Mara: I’ve been here for 10 years now. I came from Northern California where I was studying with aerial pioneer, Terry Sendgraff, and teaching for the Dell’Arte School of Physical Theatre. I was at a point in my career where having an MFA seemed like an important next step. Towson University was the only school amongst places I was accepted that recognized me as an “actor-aerialist.” Other schools wanted to put me in their dance departments, which was not an accurate assessment for me or my work. So in many respects, the Towson Theater MFA Program, and especially Juanita Rockwell, who ran the program at that time, were the factors that brought me to Baltimore.
GBCA: How did you discover aerial theater and why does this type of performance suit you as an artist?
Mara: It was through my work with Terry Sendgraff, with whom I mentored for 5 years after my studies at the San Francisco School of Circus Arts. Terry recognized that I consistently incorporated narrative and gesture in my aerial investigations just out of instinct more than anything else. At the time that I was studying with Terry, I still had more training in clown, mask, and physical acting, so maybe I was starting with what I knew, since I came late to aerial work. Terry felt that my instinct to tell 3-dimensional stories was unique and something I should pursue further. She encouraged me to follow that instinct, develop it, and expand the form. Now some 20 years later, I am still super interested in how this work necessitates fully embodied acting choices and gesture. I am still engaged in writing aerial plays and how to create apparatus to tell a specific story on and off the ground. I love working with risk, strength, and physical specificity – I still feel really busy looking at these elements as they create original work and alternative methodologies of teaching aerials and acting. My director, Bryce Butler, has been paramount in helping me reveal this integration and Tim Scofield’s sculptures have formed an amazing container for my imagination and application. I’m still really excited about my craft and feel that I am learning much.

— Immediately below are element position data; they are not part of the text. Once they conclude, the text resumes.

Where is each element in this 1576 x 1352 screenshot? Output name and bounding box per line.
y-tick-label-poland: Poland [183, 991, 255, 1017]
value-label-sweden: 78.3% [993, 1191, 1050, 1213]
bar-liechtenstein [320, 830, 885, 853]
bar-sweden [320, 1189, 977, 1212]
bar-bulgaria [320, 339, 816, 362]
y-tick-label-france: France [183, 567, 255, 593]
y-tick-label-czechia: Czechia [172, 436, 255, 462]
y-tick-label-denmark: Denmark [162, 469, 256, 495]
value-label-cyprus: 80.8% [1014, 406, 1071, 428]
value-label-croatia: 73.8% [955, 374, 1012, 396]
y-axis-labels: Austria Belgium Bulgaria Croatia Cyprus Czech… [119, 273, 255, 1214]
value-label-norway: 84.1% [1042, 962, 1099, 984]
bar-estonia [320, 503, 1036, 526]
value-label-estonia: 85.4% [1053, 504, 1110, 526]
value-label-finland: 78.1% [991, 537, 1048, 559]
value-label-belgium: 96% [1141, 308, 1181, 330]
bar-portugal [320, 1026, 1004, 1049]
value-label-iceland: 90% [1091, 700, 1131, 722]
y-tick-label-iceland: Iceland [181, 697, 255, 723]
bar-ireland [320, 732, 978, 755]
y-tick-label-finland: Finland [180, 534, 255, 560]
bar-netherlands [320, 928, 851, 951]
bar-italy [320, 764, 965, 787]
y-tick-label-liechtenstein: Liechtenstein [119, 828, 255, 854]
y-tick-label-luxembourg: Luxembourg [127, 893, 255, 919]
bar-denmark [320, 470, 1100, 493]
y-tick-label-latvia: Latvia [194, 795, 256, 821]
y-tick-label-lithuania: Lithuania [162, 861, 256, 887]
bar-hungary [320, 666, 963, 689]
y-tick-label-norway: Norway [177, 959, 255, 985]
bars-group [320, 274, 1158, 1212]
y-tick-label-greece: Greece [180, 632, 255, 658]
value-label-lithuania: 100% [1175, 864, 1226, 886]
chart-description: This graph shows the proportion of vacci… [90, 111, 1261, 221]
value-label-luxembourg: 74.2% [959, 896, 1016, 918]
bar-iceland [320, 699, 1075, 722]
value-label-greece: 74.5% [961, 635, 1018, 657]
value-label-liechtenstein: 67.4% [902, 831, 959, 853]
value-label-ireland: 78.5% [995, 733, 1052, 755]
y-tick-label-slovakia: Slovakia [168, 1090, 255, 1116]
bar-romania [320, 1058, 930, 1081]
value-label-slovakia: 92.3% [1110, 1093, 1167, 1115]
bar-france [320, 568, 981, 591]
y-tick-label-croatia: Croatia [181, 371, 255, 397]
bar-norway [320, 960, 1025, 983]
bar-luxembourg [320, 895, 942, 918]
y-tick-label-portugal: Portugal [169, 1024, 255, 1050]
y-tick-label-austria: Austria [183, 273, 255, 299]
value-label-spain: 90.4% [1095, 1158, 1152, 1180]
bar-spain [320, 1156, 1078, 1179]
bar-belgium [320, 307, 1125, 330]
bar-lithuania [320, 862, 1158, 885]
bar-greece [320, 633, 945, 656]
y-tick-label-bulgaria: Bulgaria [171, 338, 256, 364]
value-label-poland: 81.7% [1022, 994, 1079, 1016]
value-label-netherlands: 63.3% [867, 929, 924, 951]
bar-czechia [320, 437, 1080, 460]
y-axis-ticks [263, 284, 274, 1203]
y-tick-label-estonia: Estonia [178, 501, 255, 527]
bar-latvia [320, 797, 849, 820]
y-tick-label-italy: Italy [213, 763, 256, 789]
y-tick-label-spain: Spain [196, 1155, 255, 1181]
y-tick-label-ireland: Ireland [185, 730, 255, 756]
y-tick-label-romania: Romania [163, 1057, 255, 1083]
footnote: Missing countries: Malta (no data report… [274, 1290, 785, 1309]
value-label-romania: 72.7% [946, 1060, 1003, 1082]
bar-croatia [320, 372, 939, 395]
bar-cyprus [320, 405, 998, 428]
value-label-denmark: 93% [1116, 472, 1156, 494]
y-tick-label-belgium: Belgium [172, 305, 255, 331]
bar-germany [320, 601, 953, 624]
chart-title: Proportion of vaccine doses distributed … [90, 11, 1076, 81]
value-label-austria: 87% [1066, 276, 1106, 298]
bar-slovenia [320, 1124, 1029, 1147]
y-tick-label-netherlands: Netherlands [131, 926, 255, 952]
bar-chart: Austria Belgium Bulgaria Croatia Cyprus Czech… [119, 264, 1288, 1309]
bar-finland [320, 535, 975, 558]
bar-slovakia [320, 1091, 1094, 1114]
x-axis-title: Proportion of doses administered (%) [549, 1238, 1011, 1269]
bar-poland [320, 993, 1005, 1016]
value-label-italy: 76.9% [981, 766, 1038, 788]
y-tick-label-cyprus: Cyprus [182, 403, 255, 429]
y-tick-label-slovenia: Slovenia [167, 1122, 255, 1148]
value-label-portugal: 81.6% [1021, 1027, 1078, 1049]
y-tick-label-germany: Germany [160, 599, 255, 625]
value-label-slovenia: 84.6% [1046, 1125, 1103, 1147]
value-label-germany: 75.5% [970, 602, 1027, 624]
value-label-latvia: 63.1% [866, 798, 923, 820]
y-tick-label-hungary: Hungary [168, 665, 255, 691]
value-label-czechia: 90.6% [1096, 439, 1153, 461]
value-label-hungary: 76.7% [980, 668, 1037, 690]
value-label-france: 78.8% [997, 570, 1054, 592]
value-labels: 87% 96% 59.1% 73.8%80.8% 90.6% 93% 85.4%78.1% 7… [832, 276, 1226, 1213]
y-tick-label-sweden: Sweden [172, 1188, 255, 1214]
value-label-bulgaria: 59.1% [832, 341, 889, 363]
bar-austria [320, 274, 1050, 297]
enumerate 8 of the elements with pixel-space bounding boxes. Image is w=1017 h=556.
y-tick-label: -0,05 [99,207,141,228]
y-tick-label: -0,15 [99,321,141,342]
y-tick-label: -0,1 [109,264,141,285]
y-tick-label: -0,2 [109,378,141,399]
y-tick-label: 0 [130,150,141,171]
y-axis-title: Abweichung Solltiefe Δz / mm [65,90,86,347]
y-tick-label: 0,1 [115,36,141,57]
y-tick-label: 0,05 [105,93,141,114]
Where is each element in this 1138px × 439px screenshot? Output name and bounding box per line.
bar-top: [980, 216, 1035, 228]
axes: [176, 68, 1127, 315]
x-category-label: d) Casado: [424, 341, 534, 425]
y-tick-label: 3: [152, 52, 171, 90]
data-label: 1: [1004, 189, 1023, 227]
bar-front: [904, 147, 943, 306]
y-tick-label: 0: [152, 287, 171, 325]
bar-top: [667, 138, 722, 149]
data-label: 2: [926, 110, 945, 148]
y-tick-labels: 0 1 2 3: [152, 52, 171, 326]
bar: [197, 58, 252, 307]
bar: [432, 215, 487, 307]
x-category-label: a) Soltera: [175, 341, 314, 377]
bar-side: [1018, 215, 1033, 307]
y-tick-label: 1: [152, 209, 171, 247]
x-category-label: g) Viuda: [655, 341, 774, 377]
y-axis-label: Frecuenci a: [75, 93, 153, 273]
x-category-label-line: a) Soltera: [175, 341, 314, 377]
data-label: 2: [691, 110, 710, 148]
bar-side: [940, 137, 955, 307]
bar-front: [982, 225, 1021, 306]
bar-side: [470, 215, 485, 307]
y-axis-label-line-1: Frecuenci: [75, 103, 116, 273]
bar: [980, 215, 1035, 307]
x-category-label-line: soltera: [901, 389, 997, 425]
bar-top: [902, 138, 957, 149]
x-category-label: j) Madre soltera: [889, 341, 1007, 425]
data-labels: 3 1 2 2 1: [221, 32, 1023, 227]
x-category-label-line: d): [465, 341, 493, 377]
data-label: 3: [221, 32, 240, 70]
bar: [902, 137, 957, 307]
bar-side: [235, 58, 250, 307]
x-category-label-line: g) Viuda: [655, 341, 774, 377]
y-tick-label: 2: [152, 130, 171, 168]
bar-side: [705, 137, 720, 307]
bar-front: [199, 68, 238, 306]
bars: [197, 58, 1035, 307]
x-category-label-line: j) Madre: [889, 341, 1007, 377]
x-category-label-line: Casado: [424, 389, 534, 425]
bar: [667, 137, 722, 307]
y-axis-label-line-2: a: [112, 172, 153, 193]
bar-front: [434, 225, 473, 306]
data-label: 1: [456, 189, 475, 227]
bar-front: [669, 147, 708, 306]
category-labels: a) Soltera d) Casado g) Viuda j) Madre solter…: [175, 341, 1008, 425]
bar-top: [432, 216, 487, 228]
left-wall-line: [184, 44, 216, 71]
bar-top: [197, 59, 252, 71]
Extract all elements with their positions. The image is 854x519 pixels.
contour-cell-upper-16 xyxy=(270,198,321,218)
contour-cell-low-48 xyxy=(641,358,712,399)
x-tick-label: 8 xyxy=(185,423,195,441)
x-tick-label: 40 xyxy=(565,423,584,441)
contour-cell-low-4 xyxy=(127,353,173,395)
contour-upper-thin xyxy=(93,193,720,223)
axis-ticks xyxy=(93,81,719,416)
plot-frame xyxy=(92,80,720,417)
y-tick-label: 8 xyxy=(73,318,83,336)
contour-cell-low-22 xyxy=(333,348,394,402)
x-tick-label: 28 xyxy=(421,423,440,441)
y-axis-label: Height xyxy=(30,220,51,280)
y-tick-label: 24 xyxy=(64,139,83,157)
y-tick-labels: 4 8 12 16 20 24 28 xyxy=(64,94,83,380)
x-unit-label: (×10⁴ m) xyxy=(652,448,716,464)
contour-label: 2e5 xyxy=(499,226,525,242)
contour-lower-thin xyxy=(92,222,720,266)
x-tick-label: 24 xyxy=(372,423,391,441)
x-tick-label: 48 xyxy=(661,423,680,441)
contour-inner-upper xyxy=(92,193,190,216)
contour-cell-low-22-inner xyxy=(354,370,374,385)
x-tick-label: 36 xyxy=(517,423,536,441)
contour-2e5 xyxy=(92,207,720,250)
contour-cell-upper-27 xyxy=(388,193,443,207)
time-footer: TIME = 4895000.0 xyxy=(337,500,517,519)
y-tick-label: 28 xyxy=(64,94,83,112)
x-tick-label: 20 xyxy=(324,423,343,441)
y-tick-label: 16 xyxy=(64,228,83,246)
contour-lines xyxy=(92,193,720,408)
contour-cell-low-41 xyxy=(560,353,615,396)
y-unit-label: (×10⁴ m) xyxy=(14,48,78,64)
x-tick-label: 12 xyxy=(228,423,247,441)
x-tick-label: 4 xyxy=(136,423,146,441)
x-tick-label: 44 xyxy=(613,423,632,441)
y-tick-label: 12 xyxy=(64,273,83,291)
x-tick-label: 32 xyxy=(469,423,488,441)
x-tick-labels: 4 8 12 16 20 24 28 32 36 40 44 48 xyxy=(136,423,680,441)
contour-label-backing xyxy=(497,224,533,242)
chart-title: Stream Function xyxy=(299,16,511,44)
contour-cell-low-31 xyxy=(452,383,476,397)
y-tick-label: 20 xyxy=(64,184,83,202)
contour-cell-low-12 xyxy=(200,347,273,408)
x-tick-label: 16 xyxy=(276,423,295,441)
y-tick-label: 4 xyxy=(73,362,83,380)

GBCA: What is different about this latest aerial series, Unexpected Places 4 Unexpected Aerials, from past work you have created?
Mara: Well, I have never created a 4-part consecutive site-specific series before, so it is fun to do something that you have never done. Unexpected 4 is also different in that the actual geography of each site – its history, what it is used for, what has happened there, and the contemporary or historic structure/sculpture that exists there – is what I am using to inform each of the pieces. Movement and characters are emerging from each site as source material as well as the risk involved at each site. I am thrilled with the danger, density, and depth of each place and the process of transforming it into a performance venue, which is also different from the aerial plays set in traditional theater spaces.
GBCA: What experience do you want audiences to have with this work?
Mara: Baltimore has challenges, as we all know. It is such an old city with an accumulation of actions from a variety of other actions. I’m hoping this work will create an occasion for gathering, where a collective audience experience or memory is formed and thereby, adding to the interesting “accumulation” that happens here in Baltimore in a positive way. I would like to propose that a new space can emerge out of the old, or an old space can become new through gathering together. I also would like audiences to experience a unique performance that illustrates the importance of physical craft and how that creates something that is unexpected and specific to time and place and the ground that we share.